To nie był atak nożownika. Wiemy, co się stało w egipskim kurorcie
Zmarł jeden z pracowników hotelu w egipskim kurorcie Taba. Wcześniejsze doniesienia mediów o ataku nożownika nie potwierdziły się. Do tragedii doprowadziła bójka między turystami a pracownikami.
2024-08-31, 06:32
Bójka wybuchła po tym, jak turyści nie chcieli zapłacić za pobyt w hotelu, a jeden z nich słownie obraził pracownika
Najpierw doniesienia mówiły o pięciu osobach rannych - trzech arabskich obywatelach Izraela oraz dwóch pracownikach hotelu pochodzenia egipskiego. Egipcjanin zmarł w karetce pogotowia.

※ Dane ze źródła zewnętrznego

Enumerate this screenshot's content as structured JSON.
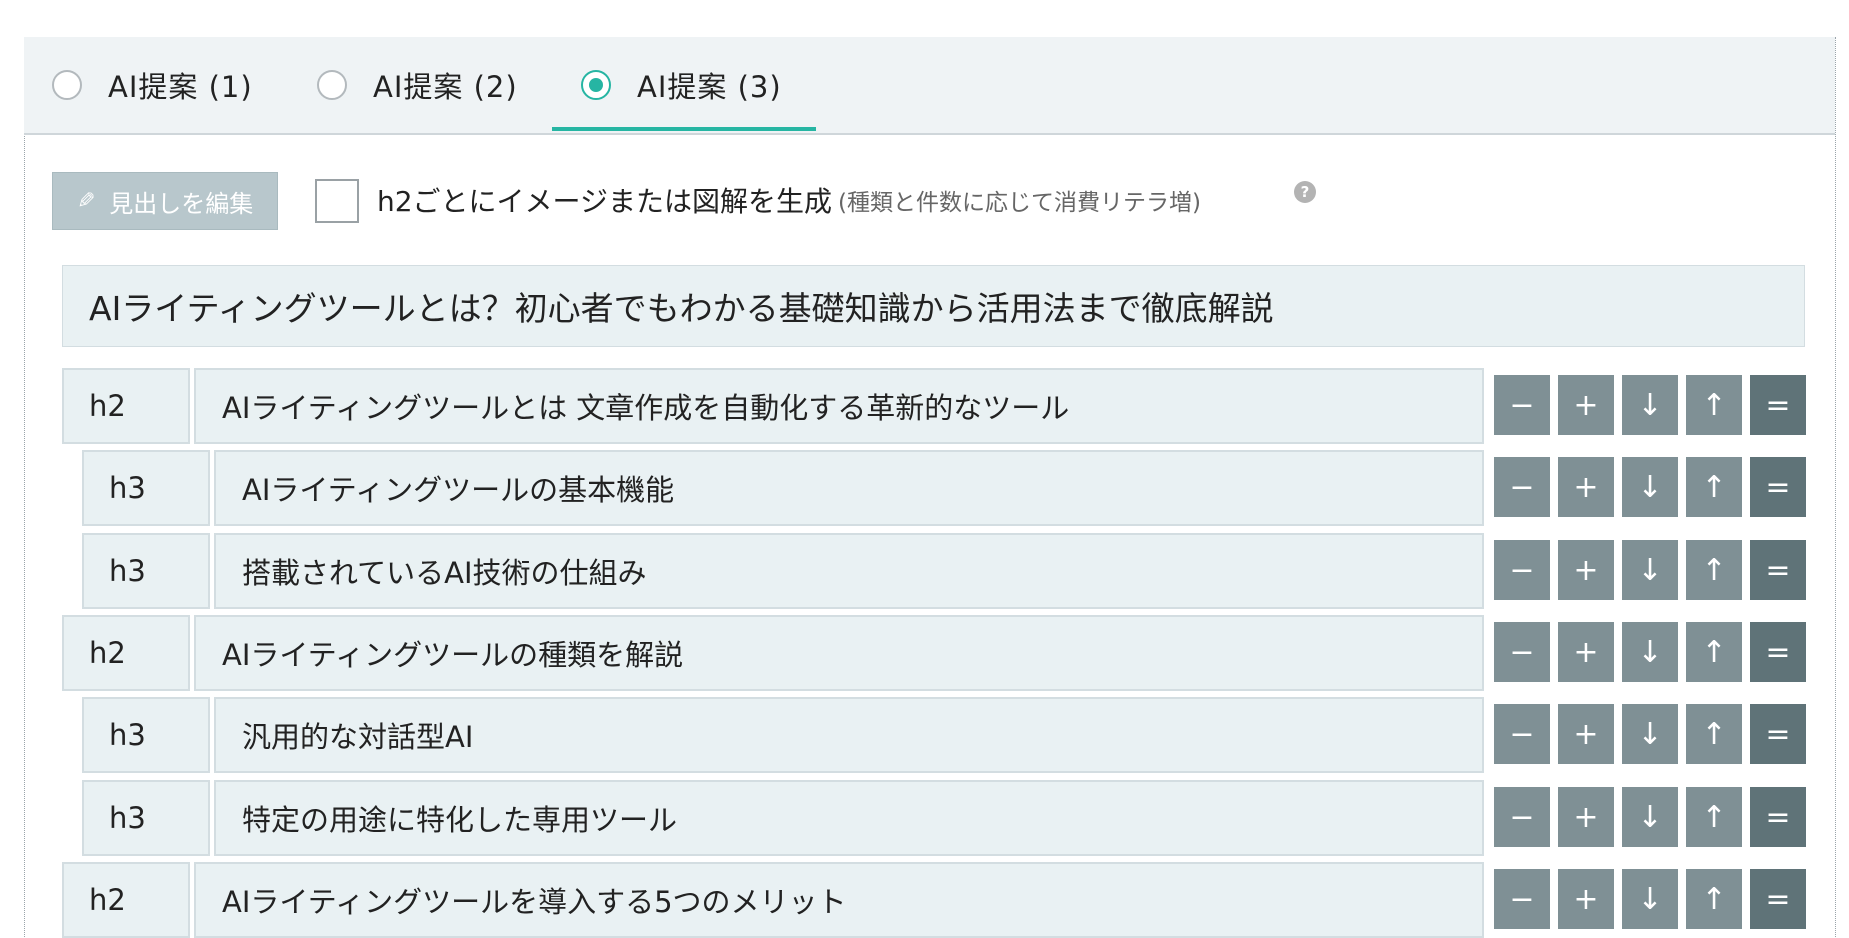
{
  "tabs": [
    {
      "label": "AI提案 (1)",
      "selected": false
    },
    {
      "label": "AI提案 (2)",
      "selected": false
    },
    {
      "label": "AI提案 (3)",
      "selected": true
    }
  ],
  "toolbar": {
    "edit_label": "見出しを編集",
    "image_option_label": "h2ごとにイメージまたは図解を生成",
    "image_option_note": "(種類と件数に応じて消費リテラ増)",
    "image_option_checked": false,
    "help_label": "?"
  },
  "title": "AIライティングツールとは？初心者でもわかる基礎知識から活用法まで徹底解説",
  "controls": {
    "remove": "−",
    "add": "+",
    "down": "↓",
    "up": "↑",
    "handle": "="
  },
  "headings": [
    {
      "level": "h2",
      "text": "AIライティングツールとは 文章作成を自動化する革新的なツール"
    },
    {
      "level": "h3",
      "text": "AIライティングツールの基本機能"
    },
    {
      "level": "h3",
      "text": "搭載されているAI技術の仕組み"
    },
    {
      "level": "h2",
      "text": "AIライティングツールの種類を解説"
    },
    {
      "level": "h3",
      "text": "汎用的な対話型AI"
    },
    {
      "level": "h3",
      "text": "特定の用途に特化した専用ツール"
    },
    {
      "level": "h2",
      "text": "AIライティングツールを導入する5つのメリット"
    }
  ],
  "colors": {
    "accent": "#26b5a3",
    "control_button": "#7f9095",
    "control_handle": "#5f7378",
    "row_background": "#e9f1f3"
  }
}
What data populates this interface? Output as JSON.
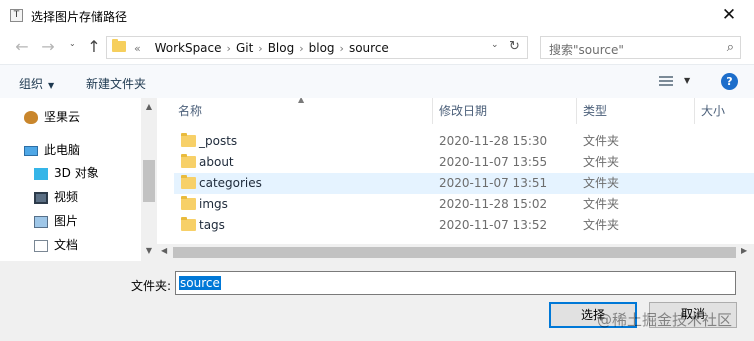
{
  "window": {
    "title": "选择图片存储路径",
    "app_icon": "T",
    "close_glyph": "✕"
  },
  "nav": {
    "back": "←",
    "forward": "→",
    "recent": "⌄",
    "up": "↑",
    "address": {
      "chevron": "«",
      "crumbs": [
        "WorkSpace",
        "Git",
        "Blog",
        "blog",
        "source"
      ],
      "separator": "›",
      "dropdown": "⌄",
      "refresh": "↻"
    },
    "search": {
      "placeholder": "搜索\"source\"",
      "icon": "search-icon"
    }
  },
  "toolbar": {
    "organize": "组织",
    "new_folder": "新建文件夹",
    "help": "?"
  },
  "sidebar": {
    "items": [
      {
        "label": "坚果云",
        "icon": "nut-icon"
      },
      {
        "label": "此电脑",
        "icon": "computer-icon"
      },
      {
        "label": "3D 对象",
        "icon": "cube-icon"
      },
      {
        "label": "视频",
        "icon": "video-icon"
      },
      {
        "label": "图片",
        "icon": "picture-icon"
      },
      {
        "label": "文档",
        "icon": "document-icon"
      }
    ]
  },
  "files": {
    "columns": [
      "名称",
      "修改日期",
      "类型",
      "大小"
    ],
    "rows": [
      {
        "name": "_posts",
        "date": "2020-11-28 15:30",
        "type": "文件夹"
      },
      {
        "name": "about",
        "date": "2020-11-07 13:55",
        "type": "文件夹"
      },
      {
        "name": "categories",
        "date": "2020-11-07 13:51",
        "type": "文件夹"
      },
      {
        "name": "imgs",
        "date": "2020-11-28 15:02",
        "type": "文件夹"
      },
      {
        "name": "tags",
        "date": "2020-11-07 13:52",
        "type": "文件夹"
      }
    ],
    "selected_index": 2
  },
  "footer": {
    "folder_label": "文件夹:",
    "folder_value": "source",
    "select_button": "选择",
    "cancel_button": "取消"
  },
  "watermark": "@稀土掘金技术社区",
  "colors": {
    "accent": "#0078d7",
    "selected_row": "#e5f3ff",
    "folder": "#f7d068"
  }
}
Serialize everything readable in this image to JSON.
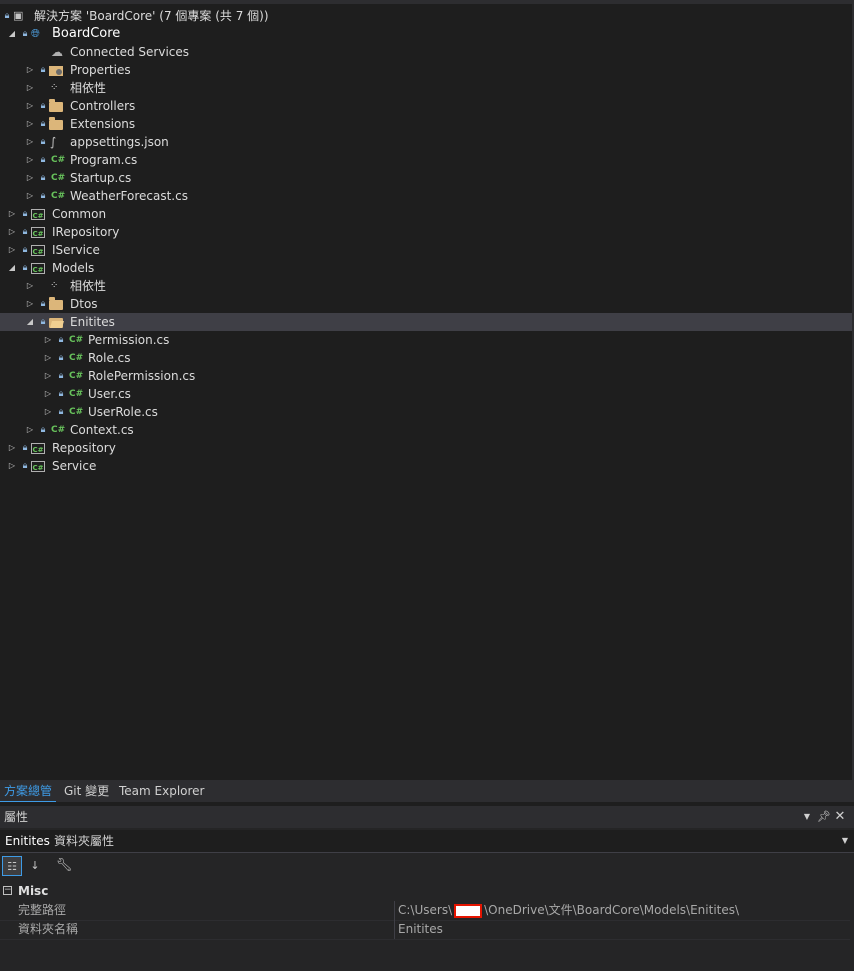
{
  "solution": {
    "label": "解決方案 'BoardCore' (7 個專案 (共 7 個))"
  },
  "tree": [
    {
      "label": "BoardCore",
      "icon": "web-project-icon",
      "expanded": true
    },
    {
      "label": "Connected Services",
      "icon": "connected-services-icon"
    },
    {
      "label": "Properties",
      "icon": "properties-folder-icon"
    },
    {
      "label": "相依性",
      "icon": "dependencies-icon"
    },
    {
      "label": "Controllers",
      "icon": "folder-icon"
    },
    {
      "label": "Extensions",
      "icon": "folder-icon"
    },
    {
      "label": "appsettings.json",
      "icon": "json-file-icon"
    },
    {
      "label": "Program.cs",
      "icon": "csharp-file-icon"
    },
    {
      "label": "Startup.cs",
      "icon": "csharp-file-icon"
    },
    {
      "label": "WeatherForecast.cs",
      "icon": "csharp-file-icon"
    },
    {
      "label": "Common",
      "icon": "csharp-project-icon"
    },
    {
      "label": "IRepository",
      "icon": "csharp-project-icon"
    },
    {
      "label": "IService",
      "icon": "csharp-project-icon"
    },
    {
      "label": "Models",
      "icon": "csharp-project-icon",
      "expanded": true
    },
    {
      "label": "相依性",
      "icon": "dependencies-icon"
    },
    {
      "label": "Dtos",
      "icon": "folder-icon"
    },
    {
      "label": "Enitites",
      "icon": "folder-open-icon",
      "expanded": true,
      "selected": true
    },
    {
      "label": "Permission.cs",
      "icon": "csharp-file-icon"
    },
    {
      "label": "Role.cs",
      "icon": "csharp-file-icon"
    },
    {
      "label": "RolePermission.cs",
      "icon": "csharp-file-icon"
    },
    {
      "label": "User.cs",
      "icon": "csharp-file-icon"
    },
    {
      "label": "UserRole.cs",
      "icon": "csharp-file-icon"
    },
    {
      "label": "Context.cs",
      "icon": "csharp-file-icon"
    },
    {
      "label": "Repository",
      "icon": "csharp-project-icon"
    },
    {
      "label": "Service",
      "icon": "csharp-project-icon"
    }
  ],
  "icons": {
    "csharp_file": "C#",
    "csharp_project": "C#"
  },
  "tabs": [
    {
      "label": "方案總管",
      "active": true
    },
    {
      "label": "Git 變更"
    },
    {
      "label": "Team Explorer"
    }
  ],
  "properties": {
    "title": "屬性",
    "object_name": "Enitites",
    "object_type": "資料夾屬性",
    "category": "Misc",
    "rows": [
      {
        "name": "完整路徑",
        "value_prefix": "C:\\Users\\",
        "value_suffix": "\\OneDrive\\文件\\BoardCore\\Models\\Enitites\\"
      },
      {
        "name": "資料夾名稱",
        "value": "Enitites"
      }
    ]
  },
  "colors": {
    "background": "#1e1e1e",
    "selection": "#3f3f46",
    "accent": "#3e9be6",
    "csharp_green": "#68c35c",
    "folder": "#dcb67a",
    "redaction": "#e51400"
  }
}
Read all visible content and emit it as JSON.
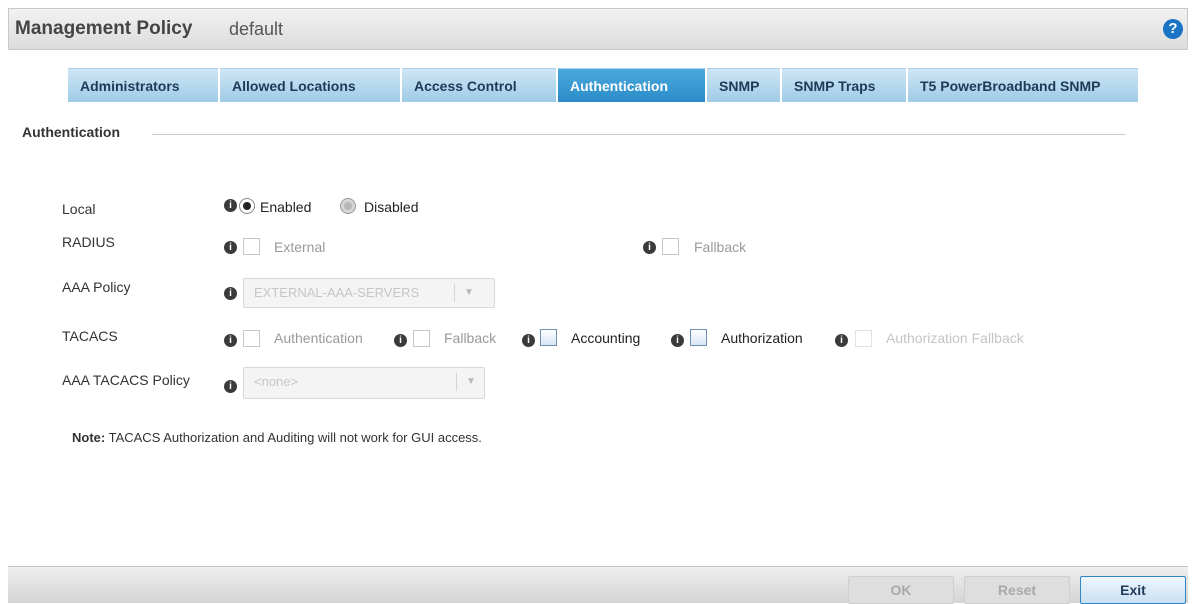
{
  "header": {
    "title": "Management Policy",
    "policy_name": "default",
    "help_icon": "question-circle-icon"
  },
  "tabs": [
    {
      "label": "Administrators",
      "active": false
    },
    {
      "label": "Allowed Locations",
      "active": false
    },
    {
      "label": "Access Control",
      "active": false
    },
    {
      "label": "Authentication",
      "active": true
    },
    {
      "label": "SNMP",
      "active": false
    },
    {
      "label": "SNMP Traps",
      "active": false
    },
    {
      "label": "T5 PowerBroadband SNMP",
      "active": false
    }
  ],
  "section": {
    "title": "Authentication"
  },
  "form": {
    "local": {
      "label": "Local",
      "enabled_label": "Enabled",
      "disabled_label": "Disabled",
      "selected": "Enabled"
    },
    "radius": {
      "label": "RADIUS",
      "external_label": "External",
      "fallback_label": "Fallback"
    },
    "aaa_policy": {
      "label": "AAA Policy",
      "value": "EXTERNAL-AAA-SERVERS"
    },
    "tacacs": {
      "label": "TACACS",
      "authentication_label": "Authentication",
      "fallback_label": "Fallback",
      "accounting_label": "Accounting",
      "authorization_label": "Authorization",
      "authorization_fallback_label": "Authorization Fallback"
    },
    "aaa_tacacs_policy": {
      "label": "AAA TACACS Policy",
      "value": "<none>"
    }
  },
  "note": {
    "prefix": "Note:",
    "text": " TACACS Authorization and Auditing will not work for GUI access."
  },
  "footer": {
    "ok_label": "OK",
    "reset_label": "Reset",
    "exit_label": "Exit"
  },
  "colors": {
    "active_tab": "#2b8cc9",
    "inactive_tab": "#b7daf0",
    "help_icon": "#1a74c4"
  }
}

Wojsko i policja na miejscu
Portal Jerusalem Post przekazał, że wstępne egipskie doniesienia sugerują, iż był to atak kryminalny, nie terrorystyczny. Na miejscu pracowały egipskie siły porządkowe, zarówno wojskowe, jak i policyjne.
Początkowo donoszono, że była to bójka z udziałem noża, ale zaprzeczyły temu egipskie służby.
REKLAMA
O hotelu w Tabie i na pobliskich kempingach głośno było 20 lat temu, znów za sprawą tragedii. Doszło wtedy do serii zamachów bombowych, w której zginęło ponad 30 osób, a ponad 100 było rannych.
Według egipskiego rządu zamachowcami byli Palestyńczycy, którzy bezskutecznie usiłowali dostać się do Izraela, aby przeprowadzić tam ataki.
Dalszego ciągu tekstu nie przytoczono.